Kerren sat hunched up, her arms round her knees, trying to draw her spirit back from the abyss. It will never happen again, she thought bleakly; this was our moment and it won’t come again and now that I know how much I want him I shan’t be able to bear it. Something was pawing at her shoulder. It was John, thrusting a ham roll at her. She took it and stuffed a generous portion in her mouth to keep herself from crying.
‘It’s not Spam, either!’ John said.
Adam had found the coffee. He poured a cup for John who at first refused it.
‘Women and children . . .’
‘There’s enough for another cup each.’
John drank and sighed deeply. ‘You’re going to be trapped here for days with two hungry men,’ he said to Kerren.
‘You terrify me,’ she answered drearily.
She looked to her right and saw the packet of sandwiches lying on a flat boulder; that boulder must be at least a hundred yards away.
‘It’s lifting a little,’ she said.
Adam passed his hand lightly across her shoulders and ruffled her hair.
‘The heroine is saved in the nick of time!’
She jerked her head angrily.
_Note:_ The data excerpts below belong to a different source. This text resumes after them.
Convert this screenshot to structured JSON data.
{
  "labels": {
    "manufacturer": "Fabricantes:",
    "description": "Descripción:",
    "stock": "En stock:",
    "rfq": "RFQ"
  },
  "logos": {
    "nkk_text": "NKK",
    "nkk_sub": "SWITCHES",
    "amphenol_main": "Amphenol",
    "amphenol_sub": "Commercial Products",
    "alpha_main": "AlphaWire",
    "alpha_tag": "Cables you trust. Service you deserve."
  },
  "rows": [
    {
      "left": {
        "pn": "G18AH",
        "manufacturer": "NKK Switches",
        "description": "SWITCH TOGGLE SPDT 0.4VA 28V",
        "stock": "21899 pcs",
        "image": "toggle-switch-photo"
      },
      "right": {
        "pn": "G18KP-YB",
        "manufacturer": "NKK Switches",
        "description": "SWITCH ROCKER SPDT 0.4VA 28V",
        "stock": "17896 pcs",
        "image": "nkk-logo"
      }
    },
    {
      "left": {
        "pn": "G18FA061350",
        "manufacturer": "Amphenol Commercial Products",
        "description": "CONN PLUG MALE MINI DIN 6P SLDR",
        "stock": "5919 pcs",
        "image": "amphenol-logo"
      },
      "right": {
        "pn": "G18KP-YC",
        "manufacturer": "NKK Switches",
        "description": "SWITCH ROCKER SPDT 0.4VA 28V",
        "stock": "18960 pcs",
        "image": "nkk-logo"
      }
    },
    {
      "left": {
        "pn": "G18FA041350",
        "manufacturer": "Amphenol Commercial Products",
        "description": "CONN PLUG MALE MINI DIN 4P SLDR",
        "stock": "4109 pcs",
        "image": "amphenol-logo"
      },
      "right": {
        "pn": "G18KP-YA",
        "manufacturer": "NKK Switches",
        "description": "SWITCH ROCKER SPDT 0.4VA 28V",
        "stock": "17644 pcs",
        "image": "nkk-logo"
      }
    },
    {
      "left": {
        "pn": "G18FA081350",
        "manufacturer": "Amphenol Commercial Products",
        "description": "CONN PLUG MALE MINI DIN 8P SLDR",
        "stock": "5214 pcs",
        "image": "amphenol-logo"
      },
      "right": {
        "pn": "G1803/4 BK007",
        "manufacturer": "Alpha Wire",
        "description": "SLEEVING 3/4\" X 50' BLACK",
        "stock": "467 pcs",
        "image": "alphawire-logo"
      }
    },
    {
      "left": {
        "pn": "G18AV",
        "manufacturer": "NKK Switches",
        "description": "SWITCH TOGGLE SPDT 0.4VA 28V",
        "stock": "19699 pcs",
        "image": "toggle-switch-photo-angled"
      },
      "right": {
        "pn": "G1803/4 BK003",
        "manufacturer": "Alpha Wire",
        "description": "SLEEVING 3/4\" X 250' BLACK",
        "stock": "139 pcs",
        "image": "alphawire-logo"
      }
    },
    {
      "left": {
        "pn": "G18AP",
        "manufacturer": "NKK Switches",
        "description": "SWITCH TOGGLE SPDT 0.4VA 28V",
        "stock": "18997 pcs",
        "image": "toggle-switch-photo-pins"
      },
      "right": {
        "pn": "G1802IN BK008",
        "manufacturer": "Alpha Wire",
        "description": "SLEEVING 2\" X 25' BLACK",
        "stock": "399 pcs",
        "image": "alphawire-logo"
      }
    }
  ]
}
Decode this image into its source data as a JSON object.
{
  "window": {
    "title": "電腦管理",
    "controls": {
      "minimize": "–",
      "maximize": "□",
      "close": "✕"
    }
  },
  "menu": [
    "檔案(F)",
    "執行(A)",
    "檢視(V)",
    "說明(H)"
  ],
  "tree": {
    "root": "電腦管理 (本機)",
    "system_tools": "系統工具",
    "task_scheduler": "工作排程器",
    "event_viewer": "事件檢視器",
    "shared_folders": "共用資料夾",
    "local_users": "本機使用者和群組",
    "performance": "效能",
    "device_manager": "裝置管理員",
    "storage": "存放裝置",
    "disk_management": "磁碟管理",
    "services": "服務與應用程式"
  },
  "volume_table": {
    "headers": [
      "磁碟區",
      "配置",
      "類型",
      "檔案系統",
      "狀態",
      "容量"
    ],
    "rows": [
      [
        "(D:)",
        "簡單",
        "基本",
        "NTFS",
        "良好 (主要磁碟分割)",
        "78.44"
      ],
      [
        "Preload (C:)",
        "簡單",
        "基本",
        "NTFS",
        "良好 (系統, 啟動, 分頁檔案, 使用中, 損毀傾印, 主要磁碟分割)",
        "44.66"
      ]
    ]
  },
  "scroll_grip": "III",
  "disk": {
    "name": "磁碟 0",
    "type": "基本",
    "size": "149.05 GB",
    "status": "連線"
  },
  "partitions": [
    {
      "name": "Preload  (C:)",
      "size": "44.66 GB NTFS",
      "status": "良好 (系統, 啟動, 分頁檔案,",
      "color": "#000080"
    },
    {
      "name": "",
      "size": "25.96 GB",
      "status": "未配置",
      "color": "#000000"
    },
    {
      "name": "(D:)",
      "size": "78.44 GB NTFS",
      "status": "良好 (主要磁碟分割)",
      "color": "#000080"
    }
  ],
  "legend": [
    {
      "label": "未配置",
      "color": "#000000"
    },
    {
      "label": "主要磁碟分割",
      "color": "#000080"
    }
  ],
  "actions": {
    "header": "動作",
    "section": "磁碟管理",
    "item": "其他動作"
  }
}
He got up.
‘Stay where you are. I’ll reconnoitre a bit.’
The mist was clearing as rapidly as it had come down and below the valley was reforming, first one tree, then another appearing like marker buoys charting a channel. Kerren lay flat on her stomach and stretched out her hands; the fingers curved into space. She eased forward and peered down. Mist curled between tufts of grass and outcrops of jagged stone. They had had a lucky escape, but her mind did not register the fact; the only thought which came into it as she stared down was that if they had fallen John would not have found them. She stood up and dusted her raincoat.
‘Let’s go,’ she said to John.
‘But Adam . . .’
‘He’ll catch us up.’
It was fine and sunny for the rest of the afternoon and they had their view across mid-Wales after all.
The people at the inn greeted them with enquiring glances when they returned. It seemed that some process of reassessment was taking place.